Sudah 10 bulan saya tidak pernah nonton TV. Entah mengapa secara alami saya meninggalkannya. Dan ternyata tidak pengaruh juga dikehidupan nyata. Kecuali berdampak satu hal, saya bingung tiap kali ada yang standup comendy dengan materi iklan TV.. Hahahahaha..
Makin cerdas orangnya, makin punya banyak kegiatan selain nonton tivi.
Makin cerdas orangnya, makin punya banyak pilihan kegiatan selain nonton tivi.
Wah wah, saya butuh nutrisi yang bagus di saat melihat acara Tv nasional, tp sulit terwujud. Suka pantangin talkShow Just Alvin, Kick Andy, Young on Top, Radio Show dan Mata najwa. Jujur pengen saya tontong ulang hampir tiap episode mereka, dimana dimana dimana? tontonan bermutu anak bangsa
Setuju sekali dengan mas Pandji, acara tv jaman sekarang gak ada yang bener2 bisa dinikmatin, waktu itu lagi seru2nya nonton Provocative – Proactive tiba2 udah episode terakhir. Radio Show, yg tadinya format cafe dan akustikan gt berubah jadi semi konser gt, jadi kurang menarik. Semoga aja acara tv bisa lebih bagus lagi
Saya setuju dengan bang pandji. Saya mahasiswa jurusan pendidikan dan part time ngajar les anak2 sekolah,suatu hari saya ditanya murid saya yg intinya ‘apakah monopoli yg dilakukan TVRI jaman dulu lebih baik daripada jaman sekarang yang stasiun Tv sudah beragam’. Saya kurang yakin dengan jawaban saya yang waktu itu milih lebih baik skrg krna acara bragam.
Mohon pncerahan dr bang pandji mengingat saya ‘tidak hidup’ dijaman monopoli TVRI.
Trimakasih
Ulasana yang menarik dan memang sesuai kenyataan,semoga ke depannya para stasiun TV bisa pelan-pelan merubah gaya program mereka menjadi suatu tontonan yang menghibur, mendidik dan tetap berkelas.
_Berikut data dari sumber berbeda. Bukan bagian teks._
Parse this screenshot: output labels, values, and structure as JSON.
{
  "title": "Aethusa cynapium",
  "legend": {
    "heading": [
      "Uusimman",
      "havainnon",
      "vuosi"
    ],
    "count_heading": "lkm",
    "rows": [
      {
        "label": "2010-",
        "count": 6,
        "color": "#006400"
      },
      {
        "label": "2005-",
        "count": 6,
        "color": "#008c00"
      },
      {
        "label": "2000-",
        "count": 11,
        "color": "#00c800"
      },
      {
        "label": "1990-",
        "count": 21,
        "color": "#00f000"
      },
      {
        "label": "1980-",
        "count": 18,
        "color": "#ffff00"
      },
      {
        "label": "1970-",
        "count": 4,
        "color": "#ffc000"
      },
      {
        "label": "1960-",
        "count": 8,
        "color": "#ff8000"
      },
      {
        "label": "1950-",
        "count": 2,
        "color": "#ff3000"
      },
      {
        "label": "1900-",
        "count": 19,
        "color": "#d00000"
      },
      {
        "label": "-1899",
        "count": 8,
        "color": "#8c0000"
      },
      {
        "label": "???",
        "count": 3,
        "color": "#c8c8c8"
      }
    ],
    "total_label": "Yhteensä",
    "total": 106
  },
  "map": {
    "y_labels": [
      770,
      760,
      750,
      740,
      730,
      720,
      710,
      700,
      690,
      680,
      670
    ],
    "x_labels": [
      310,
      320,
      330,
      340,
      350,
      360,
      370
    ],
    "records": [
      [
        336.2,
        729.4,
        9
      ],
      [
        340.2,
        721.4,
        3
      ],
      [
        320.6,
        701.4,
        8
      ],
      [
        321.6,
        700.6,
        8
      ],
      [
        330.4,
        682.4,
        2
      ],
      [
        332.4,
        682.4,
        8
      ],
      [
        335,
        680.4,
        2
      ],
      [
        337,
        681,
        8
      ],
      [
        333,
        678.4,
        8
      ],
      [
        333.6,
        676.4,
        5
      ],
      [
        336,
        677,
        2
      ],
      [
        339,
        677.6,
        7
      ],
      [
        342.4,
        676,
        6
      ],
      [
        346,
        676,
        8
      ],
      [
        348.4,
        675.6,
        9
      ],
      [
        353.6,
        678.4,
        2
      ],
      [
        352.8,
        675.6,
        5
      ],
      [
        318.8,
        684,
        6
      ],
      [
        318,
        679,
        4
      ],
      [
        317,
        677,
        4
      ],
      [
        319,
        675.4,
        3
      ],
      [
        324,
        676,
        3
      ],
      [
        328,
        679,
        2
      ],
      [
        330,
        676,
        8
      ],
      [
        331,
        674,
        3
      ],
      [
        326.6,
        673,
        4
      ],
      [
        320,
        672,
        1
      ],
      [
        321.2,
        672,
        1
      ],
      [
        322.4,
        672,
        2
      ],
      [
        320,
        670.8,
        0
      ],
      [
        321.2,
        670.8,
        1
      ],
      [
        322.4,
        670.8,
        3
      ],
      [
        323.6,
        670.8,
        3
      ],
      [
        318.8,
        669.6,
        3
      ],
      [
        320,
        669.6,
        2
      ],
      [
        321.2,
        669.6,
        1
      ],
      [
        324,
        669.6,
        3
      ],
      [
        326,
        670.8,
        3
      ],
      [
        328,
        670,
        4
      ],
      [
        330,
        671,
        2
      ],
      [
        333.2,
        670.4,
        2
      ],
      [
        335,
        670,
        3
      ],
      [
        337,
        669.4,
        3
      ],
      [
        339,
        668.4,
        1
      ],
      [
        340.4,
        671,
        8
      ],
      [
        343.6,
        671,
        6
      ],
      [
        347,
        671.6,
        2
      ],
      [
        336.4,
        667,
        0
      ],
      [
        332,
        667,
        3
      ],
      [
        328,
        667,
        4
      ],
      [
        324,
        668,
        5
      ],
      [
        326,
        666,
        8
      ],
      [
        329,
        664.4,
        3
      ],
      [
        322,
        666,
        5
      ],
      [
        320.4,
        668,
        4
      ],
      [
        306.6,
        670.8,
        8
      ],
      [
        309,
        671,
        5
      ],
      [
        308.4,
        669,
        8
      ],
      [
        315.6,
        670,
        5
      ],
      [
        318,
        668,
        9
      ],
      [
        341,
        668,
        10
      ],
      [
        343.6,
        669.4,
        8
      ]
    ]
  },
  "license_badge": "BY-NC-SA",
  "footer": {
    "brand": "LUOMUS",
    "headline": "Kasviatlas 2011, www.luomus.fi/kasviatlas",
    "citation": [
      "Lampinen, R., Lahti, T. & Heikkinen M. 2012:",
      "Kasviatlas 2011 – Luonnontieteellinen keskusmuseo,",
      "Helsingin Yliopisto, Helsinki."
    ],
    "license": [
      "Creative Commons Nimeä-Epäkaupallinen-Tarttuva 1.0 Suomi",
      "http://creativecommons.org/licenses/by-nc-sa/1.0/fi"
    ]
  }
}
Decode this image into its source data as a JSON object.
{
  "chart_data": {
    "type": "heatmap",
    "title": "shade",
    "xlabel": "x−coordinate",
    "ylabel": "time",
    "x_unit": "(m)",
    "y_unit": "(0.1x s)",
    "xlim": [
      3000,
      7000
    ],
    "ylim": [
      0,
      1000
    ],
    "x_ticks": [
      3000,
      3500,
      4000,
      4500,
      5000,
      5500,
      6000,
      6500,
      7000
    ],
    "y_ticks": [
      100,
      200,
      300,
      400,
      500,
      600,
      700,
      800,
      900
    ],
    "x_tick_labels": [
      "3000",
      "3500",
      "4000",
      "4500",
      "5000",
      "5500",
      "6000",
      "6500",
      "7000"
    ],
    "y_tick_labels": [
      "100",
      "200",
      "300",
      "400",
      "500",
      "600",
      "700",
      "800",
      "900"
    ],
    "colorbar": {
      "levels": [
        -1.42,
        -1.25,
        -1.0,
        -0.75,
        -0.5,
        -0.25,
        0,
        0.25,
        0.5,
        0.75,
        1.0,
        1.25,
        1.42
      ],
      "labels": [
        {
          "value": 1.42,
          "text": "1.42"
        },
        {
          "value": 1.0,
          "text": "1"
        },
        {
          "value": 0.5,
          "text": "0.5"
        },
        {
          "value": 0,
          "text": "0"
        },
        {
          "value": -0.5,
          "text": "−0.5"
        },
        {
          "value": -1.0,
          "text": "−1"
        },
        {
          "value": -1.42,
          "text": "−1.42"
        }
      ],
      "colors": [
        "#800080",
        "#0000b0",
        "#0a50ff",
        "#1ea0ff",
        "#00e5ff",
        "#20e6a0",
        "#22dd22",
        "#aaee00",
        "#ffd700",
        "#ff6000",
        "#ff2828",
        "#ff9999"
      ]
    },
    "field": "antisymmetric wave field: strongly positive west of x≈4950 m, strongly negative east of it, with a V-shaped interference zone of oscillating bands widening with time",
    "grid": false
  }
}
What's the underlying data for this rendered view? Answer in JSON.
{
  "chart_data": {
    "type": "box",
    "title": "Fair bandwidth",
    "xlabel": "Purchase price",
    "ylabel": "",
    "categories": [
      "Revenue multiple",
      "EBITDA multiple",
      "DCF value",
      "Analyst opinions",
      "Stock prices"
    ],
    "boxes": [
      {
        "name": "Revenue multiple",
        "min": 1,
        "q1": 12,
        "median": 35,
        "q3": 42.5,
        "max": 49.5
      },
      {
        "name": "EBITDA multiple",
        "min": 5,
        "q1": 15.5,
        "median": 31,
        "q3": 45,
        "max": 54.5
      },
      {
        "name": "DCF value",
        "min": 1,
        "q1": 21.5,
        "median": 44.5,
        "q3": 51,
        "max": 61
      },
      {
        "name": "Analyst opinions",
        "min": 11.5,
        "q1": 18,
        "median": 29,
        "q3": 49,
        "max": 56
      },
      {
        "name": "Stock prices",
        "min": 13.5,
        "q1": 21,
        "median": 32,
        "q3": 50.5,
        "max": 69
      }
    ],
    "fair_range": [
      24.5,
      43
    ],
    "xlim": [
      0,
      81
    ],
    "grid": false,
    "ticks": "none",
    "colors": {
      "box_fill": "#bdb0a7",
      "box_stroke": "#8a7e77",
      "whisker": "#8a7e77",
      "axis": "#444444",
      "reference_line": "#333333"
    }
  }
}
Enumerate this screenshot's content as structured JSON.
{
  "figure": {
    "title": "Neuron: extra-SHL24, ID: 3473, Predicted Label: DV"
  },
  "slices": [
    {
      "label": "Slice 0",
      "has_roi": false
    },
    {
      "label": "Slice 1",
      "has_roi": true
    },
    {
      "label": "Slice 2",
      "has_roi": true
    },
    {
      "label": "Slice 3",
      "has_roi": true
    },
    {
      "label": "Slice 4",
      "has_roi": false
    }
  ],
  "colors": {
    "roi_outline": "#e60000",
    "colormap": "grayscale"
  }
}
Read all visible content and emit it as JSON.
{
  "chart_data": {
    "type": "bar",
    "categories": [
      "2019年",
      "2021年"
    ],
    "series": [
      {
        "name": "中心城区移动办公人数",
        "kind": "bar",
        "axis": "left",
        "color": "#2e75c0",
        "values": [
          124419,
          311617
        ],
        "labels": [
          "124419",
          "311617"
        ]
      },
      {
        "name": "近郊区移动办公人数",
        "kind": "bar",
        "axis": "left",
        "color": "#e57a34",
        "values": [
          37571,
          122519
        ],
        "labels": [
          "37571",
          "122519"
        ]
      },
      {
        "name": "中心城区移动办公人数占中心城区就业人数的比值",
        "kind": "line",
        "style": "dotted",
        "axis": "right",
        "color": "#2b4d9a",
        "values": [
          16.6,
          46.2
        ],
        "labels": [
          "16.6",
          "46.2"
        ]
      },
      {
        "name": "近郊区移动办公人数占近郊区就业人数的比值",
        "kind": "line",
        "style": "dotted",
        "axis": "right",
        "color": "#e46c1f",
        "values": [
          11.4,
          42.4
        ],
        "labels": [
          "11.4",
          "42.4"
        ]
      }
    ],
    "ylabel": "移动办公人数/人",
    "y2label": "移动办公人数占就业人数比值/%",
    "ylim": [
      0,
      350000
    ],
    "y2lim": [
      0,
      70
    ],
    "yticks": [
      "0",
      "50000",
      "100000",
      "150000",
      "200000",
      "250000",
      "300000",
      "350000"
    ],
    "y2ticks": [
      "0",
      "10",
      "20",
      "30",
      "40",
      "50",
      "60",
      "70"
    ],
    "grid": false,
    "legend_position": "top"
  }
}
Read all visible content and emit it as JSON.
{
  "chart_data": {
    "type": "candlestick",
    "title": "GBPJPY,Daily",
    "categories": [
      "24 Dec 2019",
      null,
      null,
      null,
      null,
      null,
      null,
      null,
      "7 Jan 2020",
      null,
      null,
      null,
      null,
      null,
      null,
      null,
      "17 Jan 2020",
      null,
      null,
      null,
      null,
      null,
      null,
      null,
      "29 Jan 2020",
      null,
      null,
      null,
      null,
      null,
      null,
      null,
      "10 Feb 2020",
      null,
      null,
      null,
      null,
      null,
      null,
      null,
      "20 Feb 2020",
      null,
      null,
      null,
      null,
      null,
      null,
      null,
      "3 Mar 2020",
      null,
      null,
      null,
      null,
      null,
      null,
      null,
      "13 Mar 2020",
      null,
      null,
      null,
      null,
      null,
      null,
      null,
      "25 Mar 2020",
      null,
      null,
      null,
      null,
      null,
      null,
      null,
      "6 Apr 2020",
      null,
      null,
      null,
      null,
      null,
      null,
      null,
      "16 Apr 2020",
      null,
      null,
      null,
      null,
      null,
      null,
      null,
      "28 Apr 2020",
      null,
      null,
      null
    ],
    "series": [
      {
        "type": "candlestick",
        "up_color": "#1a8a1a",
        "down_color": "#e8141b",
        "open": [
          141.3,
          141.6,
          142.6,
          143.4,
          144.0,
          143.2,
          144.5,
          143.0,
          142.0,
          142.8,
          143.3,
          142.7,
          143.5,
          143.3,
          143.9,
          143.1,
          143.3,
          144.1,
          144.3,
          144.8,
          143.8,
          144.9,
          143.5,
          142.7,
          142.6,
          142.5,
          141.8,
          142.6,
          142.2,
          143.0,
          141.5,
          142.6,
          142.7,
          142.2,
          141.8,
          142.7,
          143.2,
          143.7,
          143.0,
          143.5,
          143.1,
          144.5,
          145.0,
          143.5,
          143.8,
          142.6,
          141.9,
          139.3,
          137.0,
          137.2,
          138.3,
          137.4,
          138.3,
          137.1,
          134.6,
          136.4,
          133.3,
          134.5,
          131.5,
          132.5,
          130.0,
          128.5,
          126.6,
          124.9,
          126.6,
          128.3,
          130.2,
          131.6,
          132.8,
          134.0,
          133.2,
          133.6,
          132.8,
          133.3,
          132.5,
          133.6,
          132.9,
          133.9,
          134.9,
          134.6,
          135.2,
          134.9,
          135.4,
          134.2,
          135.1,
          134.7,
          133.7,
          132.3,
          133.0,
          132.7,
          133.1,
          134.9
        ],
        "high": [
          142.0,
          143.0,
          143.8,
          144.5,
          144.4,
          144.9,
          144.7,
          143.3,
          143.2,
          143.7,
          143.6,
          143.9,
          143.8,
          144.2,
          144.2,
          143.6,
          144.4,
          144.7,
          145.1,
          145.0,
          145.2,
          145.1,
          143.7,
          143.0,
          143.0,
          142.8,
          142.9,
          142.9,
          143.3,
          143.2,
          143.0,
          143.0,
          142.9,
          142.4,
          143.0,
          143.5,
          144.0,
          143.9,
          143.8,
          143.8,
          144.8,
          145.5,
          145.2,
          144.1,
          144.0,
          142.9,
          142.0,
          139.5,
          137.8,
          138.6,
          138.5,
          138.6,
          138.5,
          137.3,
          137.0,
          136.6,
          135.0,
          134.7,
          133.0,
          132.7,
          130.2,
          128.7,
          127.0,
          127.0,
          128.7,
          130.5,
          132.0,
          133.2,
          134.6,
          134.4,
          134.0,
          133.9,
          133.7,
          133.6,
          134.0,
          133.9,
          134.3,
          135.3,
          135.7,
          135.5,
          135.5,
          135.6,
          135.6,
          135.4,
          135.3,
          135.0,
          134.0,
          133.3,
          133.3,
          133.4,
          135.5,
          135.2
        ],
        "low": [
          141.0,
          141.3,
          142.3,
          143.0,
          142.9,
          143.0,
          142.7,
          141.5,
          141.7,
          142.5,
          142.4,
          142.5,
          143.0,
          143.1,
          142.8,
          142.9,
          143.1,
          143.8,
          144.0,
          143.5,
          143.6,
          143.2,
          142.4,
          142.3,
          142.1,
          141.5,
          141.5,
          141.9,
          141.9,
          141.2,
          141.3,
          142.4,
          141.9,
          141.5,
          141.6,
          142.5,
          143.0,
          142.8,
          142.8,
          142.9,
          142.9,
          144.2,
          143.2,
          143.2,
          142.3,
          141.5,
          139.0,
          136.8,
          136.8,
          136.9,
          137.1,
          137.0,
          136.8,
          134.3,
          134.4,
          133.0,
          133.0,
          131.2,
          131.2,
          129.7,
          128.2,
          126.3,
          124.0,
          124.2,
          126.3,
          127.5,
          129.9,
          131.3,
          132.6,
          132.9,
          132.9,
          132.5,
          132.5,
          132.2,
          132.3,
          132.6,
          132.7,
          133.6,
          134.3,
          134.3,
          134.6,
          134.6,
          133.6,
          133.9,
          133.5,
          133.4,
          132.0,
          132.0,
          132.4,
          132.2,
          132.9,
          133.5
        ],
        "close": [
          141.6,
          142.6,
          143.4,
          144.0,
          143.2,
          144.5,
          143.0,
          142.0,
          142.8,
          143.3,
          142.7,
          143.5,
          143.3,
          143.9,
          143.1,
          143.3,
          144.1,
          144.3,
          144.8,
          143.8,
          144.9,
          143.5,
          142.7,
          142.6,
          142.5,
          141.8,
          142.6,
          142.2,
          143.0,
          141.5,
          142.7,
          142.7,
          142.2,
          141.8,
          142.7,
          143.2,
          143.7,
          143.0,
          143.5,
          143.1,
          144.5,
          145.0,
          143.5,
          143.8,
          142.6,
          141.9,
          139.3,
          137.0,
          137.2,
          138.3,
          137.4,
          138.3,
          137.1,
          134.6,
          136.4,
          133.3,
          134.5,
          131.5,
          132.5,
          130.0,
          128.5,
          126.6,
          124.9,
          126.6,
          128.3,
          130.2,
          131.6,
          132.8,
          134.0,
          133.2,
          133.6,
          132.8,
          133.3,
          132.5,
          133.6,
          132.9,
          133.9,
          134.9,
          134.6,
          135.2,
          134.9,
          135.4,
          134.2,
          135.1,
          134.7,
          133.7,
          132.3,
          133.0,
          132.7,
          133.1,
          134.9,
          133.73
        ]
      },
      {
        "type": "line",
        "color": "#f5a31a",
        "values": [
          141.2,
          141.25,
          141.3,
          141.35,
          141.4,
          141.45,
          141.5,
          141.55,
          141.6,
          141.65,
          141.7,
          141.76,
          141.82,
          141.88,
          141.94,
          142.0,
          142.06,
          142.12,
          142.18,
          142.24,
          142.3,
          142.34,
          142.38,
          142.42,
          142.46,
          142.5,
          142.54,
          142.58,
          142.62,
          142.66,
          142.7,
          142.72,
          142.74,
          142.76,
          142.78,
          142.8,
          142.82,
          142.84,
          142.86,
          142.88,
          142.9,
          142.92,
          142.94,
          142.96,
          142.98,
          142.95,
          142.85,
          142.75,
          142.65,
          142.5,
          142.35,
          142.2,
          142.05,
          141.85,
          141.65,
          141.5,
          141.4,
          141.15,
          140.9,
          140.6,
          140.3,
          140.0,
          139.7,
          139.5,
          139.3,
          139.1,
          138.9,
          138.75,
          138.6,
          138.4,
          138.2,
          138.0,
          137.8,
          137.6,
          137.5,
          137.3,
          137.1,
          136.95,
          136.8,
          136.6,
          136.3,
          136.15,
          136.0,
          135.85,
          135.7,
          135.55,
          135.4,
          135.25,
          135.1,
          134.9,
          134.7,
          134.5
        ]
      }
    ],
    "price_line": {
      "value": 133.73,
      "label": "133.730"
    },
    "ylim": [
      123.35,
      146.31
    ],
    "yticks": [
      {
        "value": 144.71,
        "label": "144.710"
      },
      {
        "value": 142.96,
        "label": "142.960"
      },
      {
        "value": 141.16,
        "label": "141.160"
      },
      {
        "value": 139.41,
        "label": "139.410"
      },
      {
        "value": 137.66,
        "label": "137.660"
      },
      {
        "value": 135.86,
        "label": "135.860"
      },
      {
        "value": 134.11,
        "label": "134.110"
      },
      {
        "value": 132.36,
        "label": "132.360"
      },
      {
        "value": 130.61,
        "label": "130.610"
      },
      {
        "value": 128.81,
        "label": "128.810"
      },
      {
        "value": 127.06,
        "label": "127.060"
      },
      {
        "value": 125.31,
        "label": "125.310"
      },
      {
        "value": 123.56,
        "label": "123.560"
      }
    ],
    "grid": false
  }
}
Hmm.. Sebagai orang yang hanya mengerti TV dari sisi luarnya aja, saya sih melihat bahwa manajemen TV terlalu terpaku oleh rating. Mereka menganggap kalau rating harus selalu diikuti (biar bisa survive gitu). Padahal? Kita belum tahu apa yang terjadi dibalik rating itu. Lagian, tayangan tersebut juga bukan selera seluruh masyarakat kan? Pasti ada selera manajemen TV yang dipaksa masuk ke tayangan tersebut. Hmm.. Kita menunggu sampai kapan tayangan dengan “konten kontroversial” sejenis (kau tahulah – ratingnya no 1 terus, padahal isinya begitu aja..)
Oh ya, cek chirpstory saya ya (klik link pada nama saya), disitu saya juga membahas tentang “konten kontroversial” dan pembahasan menarik lainnya.
klo menurut gw ndji…para produser ato para kreatif yg bikin program2 tv lokal kita suka akan comfort zone mereka..dlm artian klo format yg lama ud byk yg nonton ya sdh jd wajar bagi mreka utk mempertahankannya…terlebih itu udah jd sawah ladang mereka…so utk mencoba bkin format yg baru ato bhkan acara yg baru bagi mereka terkesan akan berisiko bakalan laku apa ngga dirating…jd suka lucu sm divisi mereka yg katanya divisi kreatif..trnyata ngga kreatif2 amat klo rating ud bagus bkalan monoton dah bgitu aja acara..terutama acara menonjolkan kebodohan ato ketololan yg dibungkus katanya mereka sih itu komedi..klo acara yg pnya rating bagus tp edukatif n mendidik bgi yg nonton sih gw jg ga masalh… btw tulisan yg bagus bro
Tayangan gitu bakal tetap terus ada, selagi masih ada orang-orang yang berhasrat masuk tv, jadi artis. Persentasenya di endonesa memang lebih banyak kelas menengah kebawah (secara materi ekonomi maupun pola fikir). Jadi tontonan yang lucu, menyenangkan hati atau yang mempermainkan emosi dgn jalan cerita atau pola yg sama bakal terus ada.
paling suka bacaan beginiian.
orang – orang pintar mungkin udah pindah untuk membaca koran lagi.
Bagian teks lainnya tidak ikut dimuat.